In March, to ”increase manufacturing flexibility, expand gross margin, and support aggressive growth”, RFMD announced a new GaAs sourcing strategy involving phasing out manufacturing in its GaAs pseudomorphic high-electron-mobility transistor (pHEMT) fabrication plant in Newton Aycliffe and transition most GaAs manufacturing to its heterojunction bipolar transistor (HBT) fab in Greensboro. The Newton Aycliffe GaAs pHEMT fab had been RFMD’s primary source for cellular switches, which RFMD has transitioned to higher-performance, lower-cost silicon-on-insulator (SOI). It said at the time that the transition would occur over the following 9-12 months to support existing millimeter-wave customer contracts.

The transaction and product transition related to the divestment of the Newton Aycliffe fab are expected to provide RFMD $20m in annual cost savings ($5m per quarter). The firm expects to realize the full benefit of savings beginning in the December quarter.

Compound Photonics says that it will use the 53 acre site and 50,000-square-foot GaAs wafer fab to manufacture wavelength-stabilized red and infrared laser diodes and green frequency-doubled lasers. The lasers will be used as illumination sources in the firm’s miniature high-definition 1080p projectors for smartphones, tablets and other mobile devices, as well as ultra-high-definition 4K projectors and automotive head-up displays. Wavelength-stabilized infrared lasers for emerging gesture recognition applications will also be manufactured using wafer-scale production methods.

The Newton Aycliffe fab complements Compound Photonics’ 40,000 square-foot semiconductor processing facility in Phoenix, where it manufactures liquid crystal on silicon displays and optics systems for its laser projection light engines.

“Compound Photonics will soon release projector products for mobile devices that are three times brighter and smaller than current state-of-the-art,” says president & CEO Jonathan A. Sachs, Ph.D. “To achieve these next-generation levels of performance we need to vertically integrate the design and manufacture of the entire light engine. This acquisition will bring in-house the manufacturing capabilities for the lasers required to power these engines,” he adds. “The skilled and experienced people, the fab with its toolset, supply chain, mature processes, and a track record of high-volume production are ready-made for our laser production.”

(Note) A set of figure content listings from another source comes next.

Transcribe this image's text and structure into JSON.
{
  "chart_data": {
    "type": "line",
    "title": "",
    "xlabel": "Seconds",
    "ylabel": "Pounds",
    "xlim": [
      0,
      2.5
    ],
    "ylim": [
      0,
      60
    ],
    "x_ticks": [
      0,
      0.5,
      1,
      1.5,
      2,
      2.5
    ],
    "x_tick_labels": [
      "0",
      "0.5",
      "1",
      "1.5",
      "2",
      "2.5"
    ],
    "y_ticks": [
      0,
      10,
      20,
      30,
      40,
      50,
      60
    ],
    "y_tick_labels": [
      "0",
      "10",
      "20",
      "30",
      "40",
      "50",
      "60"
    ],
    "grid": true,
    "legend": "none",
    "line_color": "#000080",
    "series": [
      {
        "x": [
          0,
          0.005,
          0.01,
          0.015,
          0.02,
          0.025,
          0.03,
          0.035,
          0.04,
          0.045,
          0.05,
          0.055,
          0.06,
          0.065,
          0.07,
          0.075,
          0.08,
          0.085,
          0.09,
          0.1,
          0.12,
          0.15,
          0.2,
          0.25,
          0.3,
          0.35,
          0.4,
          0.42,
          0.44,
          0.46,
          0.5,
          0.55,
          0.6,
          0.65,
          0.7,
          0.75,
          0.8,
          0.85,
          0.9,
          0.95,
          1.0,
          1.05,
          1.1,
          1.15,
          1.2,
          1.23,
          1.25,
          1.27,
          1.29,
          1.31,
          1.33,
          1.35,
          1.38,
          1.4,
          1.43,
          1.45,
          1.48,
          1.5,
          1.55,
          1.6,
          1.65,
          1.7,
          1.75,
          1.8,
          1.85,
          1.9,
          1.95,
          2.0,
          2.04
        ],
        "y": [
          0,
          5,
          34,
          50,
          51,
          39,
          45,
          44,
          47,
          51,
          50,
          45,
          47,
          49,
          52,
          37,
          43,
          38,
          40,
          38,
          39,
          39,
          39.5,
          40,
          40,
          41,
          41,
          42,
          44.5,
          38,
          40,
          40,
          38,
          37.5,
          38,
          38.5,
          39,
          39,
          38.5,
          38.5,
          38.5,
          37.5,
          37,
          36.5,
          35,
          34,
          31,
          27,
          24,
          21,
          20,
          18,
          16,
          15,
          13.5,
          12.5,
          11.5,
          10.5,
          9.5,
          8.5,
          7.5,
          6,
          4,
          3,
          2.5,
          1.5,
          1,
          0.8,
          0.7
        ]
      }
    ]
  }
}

The addition of the systems, 6-inch wafer fabrication equipment and R&D capabilities as well as the manufacturing team (with experience supplying high-volume components to leading mobile phone makers) expands Compound Photonics’ capacity and flexibility to meet its aggressive growth plans, the firm says. “In time, this fab could become the largest manufacturer of laser diodes and purpose-built lasers in the world,” it adds.